I am writing my first cuda app (…and so pardon if my understanding is messed up).
I am trying to write port a small program to cuda. It has a couple of core functions which has loops with calls to the blas functions. The loop also accesses the array variables in every iteration apart from calling the blas routines. Now a plain C code linked to cublas library would mean a data transfer between host/device in every iteration which obviously would be a stupid thing. I thought I should define the whole core function as global but now nvcc errors out because I am trying to call a “host” function from a global function.

What am i missing?

I added a declaration for the cublas function with the device keyword and it compiled. Is this the right way to go?
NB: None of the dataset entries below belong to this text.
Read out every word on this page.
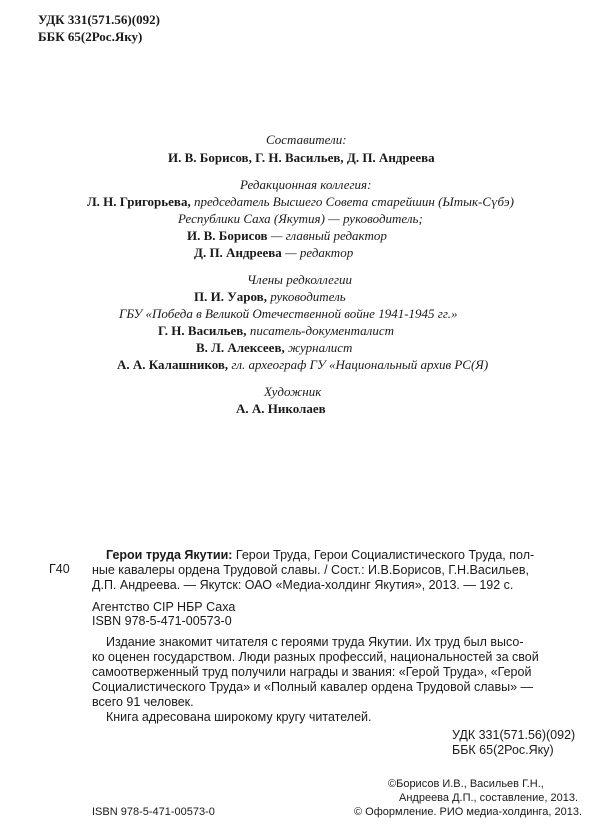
УДК 331(571.56)(092)
ББК 65(2Рос.Яку)
Составители:
И. В. Борисов, Г. Н. Васильев, Д. П. Андреева
Редакционная коллегия:
Л. Н. Григорьева, председатель Высшего Совета старейшин (Ытык-Сүбэ)
Республики Саха (Якутия) — руководитель;
И. В. Борисов — главный редактор
Д. П. Андреева — редактор
Члены редколлегии
П. И. Уаров, руководитель
ГБУ «Победа в Великой Отечественной войне 1941-1945 гг.»
Г. Н. Васильев, писатель-документалист
В. Л. Алексеев, журналист
А. А. Калашников, гл. археограф ГУ «Национальный архив РС(Я)
Художник
А. А. Николаев
Г40
Герои труда Якутии: Герои Труда, Герои Социалистического Труда, пол-
ные кавалеры ордена Трудовой славы. / Сост.: И.В.Борисов, Г.Н.Васильев,
Д.П. Андреева. — Якутск: ОАО «Медиа-холдинг Якутия», 2013. — 192 с.
Агентство CIP НБР Саха
ISBN 978-5-471-00573-0
Издание знакомит читателя с героями труда Якутии. Их труд был высо-
ко оценен государством. Люди разных профессий, национальностей за свой
самоотверженный труд получили награды и звания: «Герой Труда», «Герой
Социалистического Труда» и «Полный кавалер ордена Трудовой славы» —
всего 91 человек.
Книга адресована широкому кругу читателей.
УДК 331(571.56)(092)
ББК 65(2Рос.Яку)
ISBN 978-5-471-00573-0
©Борисов И.В., Васильев Г.Н.,
Андреева Д.П., составление, 2013.
© Оформление. РИО медиа-холдинга, 2013.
I guess the device function declaration doesnt work. It now gives an error that external calls are not supported (found non-inlined call to cublasIsamax)
any other ideas?

CUBLAS functions cannot be called from device code because the CUBLAS code needs to setup a thread grid itself to do the work, which it can’t do from inside an already running thread grid.

You can write a kernel just to do your custom calculation between CUBLAS calls. This avoids the device->host copy each iteration, but still lets you call CUBLAS from the host for the other parts of the calculation.

thanks for the info seibert. I understand.

…so related to this. IF I write my custom computation as another kernel. How do I best pass data between the kernels? device variable in global memory?

device temp;
mykernel<<< >>>(); //kernel sets the temp variable
//do i have to fetch temp here explicitly from the device memory to pass it as an argument in this host function?